The genteel butler that has been Ask Jeeves Inc.'s face for nearly a decade is getting ousted in a corporate takeover.

Jeeves, the slightly chubby and balding English butler, isn't the kind of image that e-commerce conglomerate InterActiveCorp wants representing the Ask Jeeves search engine, according to IAC Chairman Barry Diller. His New York-based company bought Ask Jeeves for $2.3 billion in July.

Speaking at a Goldman Sachs investor conference last week, Diller announced that his company intends to drop Jeeves as a mascot and shorten the search site's name to Ask or Ask.com.

"Not that I don't like that fat butler," Diller said, according to a transcript provided by Thomson Financial.

After Diller's speech, Oakland, Calif.-based Ask Jeeves issued a statement that said that no decision has been reached on what the company's new name will be or when the change will occur.

Ask Jeeves spent more than $100 million building its brand around the cartoon butler during the dot-com boom. The marketing blitz paid for a 70-foot Jeeves balloon that floated over Macy's Thanksgiving Day and 15 million labels of the grinning mascot that were affixed to apples sold in 8,000 supermarkets.
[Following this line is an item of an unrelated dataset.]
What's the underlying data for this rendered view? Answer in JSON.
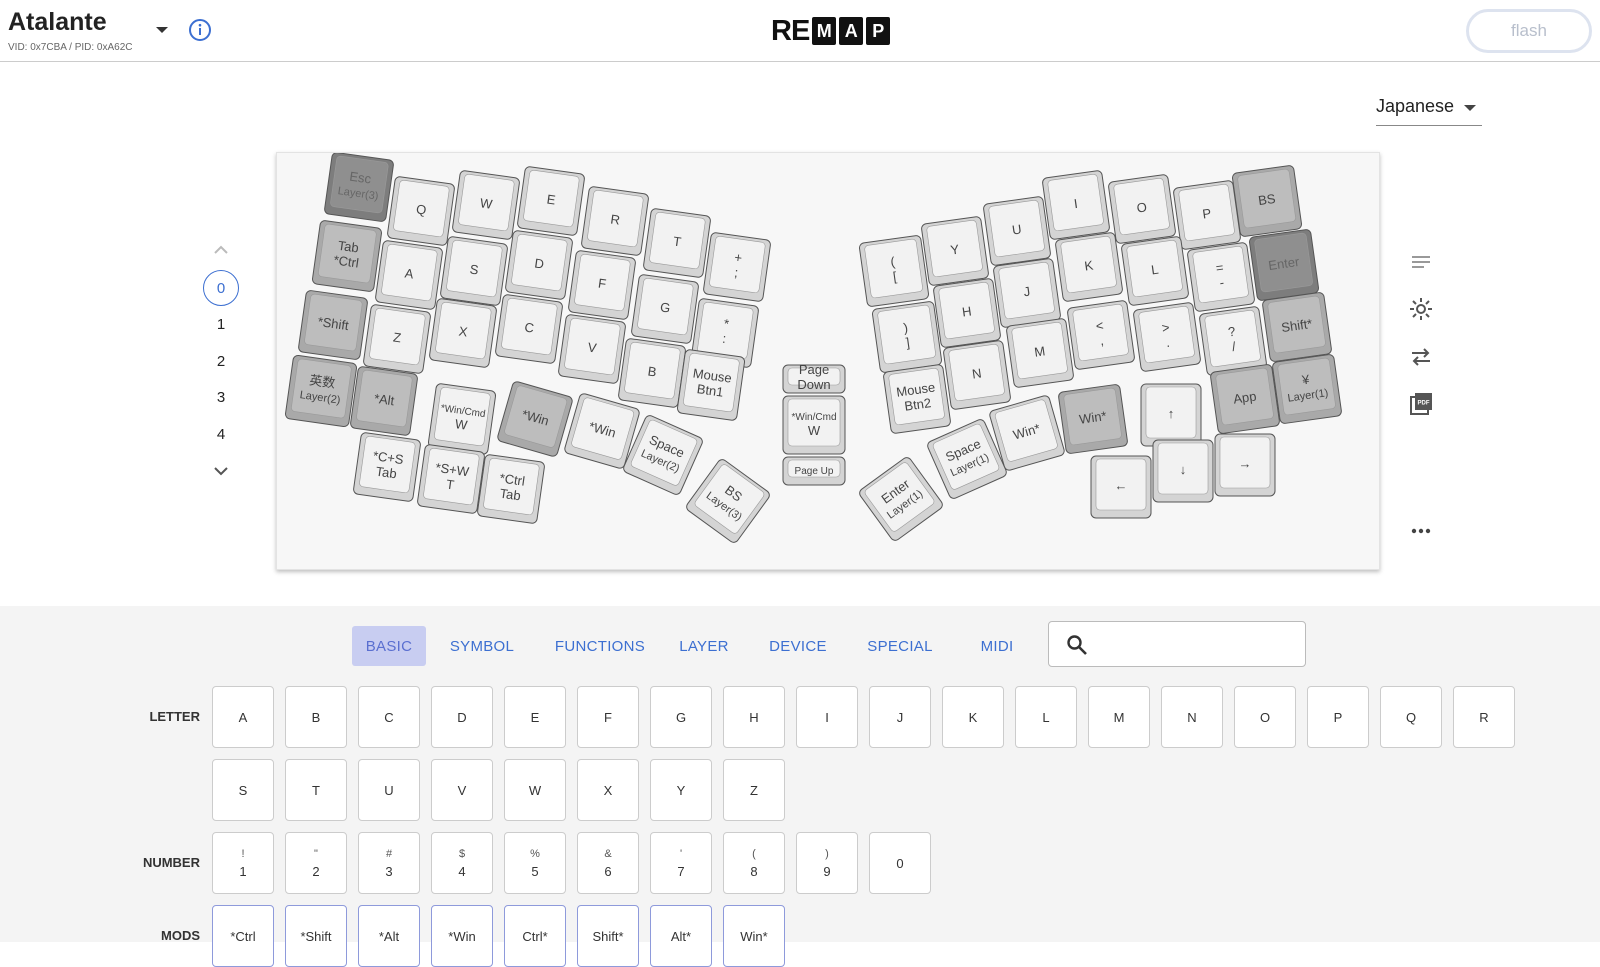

But the butler (modeled after a character in P.G. Wodehouse novels) started to become a liability after Ask Jeeves upgraded its search technology to become more competitive with industry leaders Google Inc. and Yahoo Inc.

Company research indicated that consumers still associated the butler with the early versions of the Ask Jeeves search engine, which was designed to field inquiries in the form of direct questions— a technology that delivered inconsistent results.

"This research shows use of the character as the prominent symbol of the brand may inhibit people from recognizing that our search engine has changed," the company said in a statement.

Last year, Ask Jeeves tried to spruce up the butler, introducing a trimmer and more sophisticated-looking Jeeves.

Diller hopes to turn the search engine into the mortar binding together a disparate collection of Web sites owned by IAC and Expedia Inc., which recently spun off into a separate company.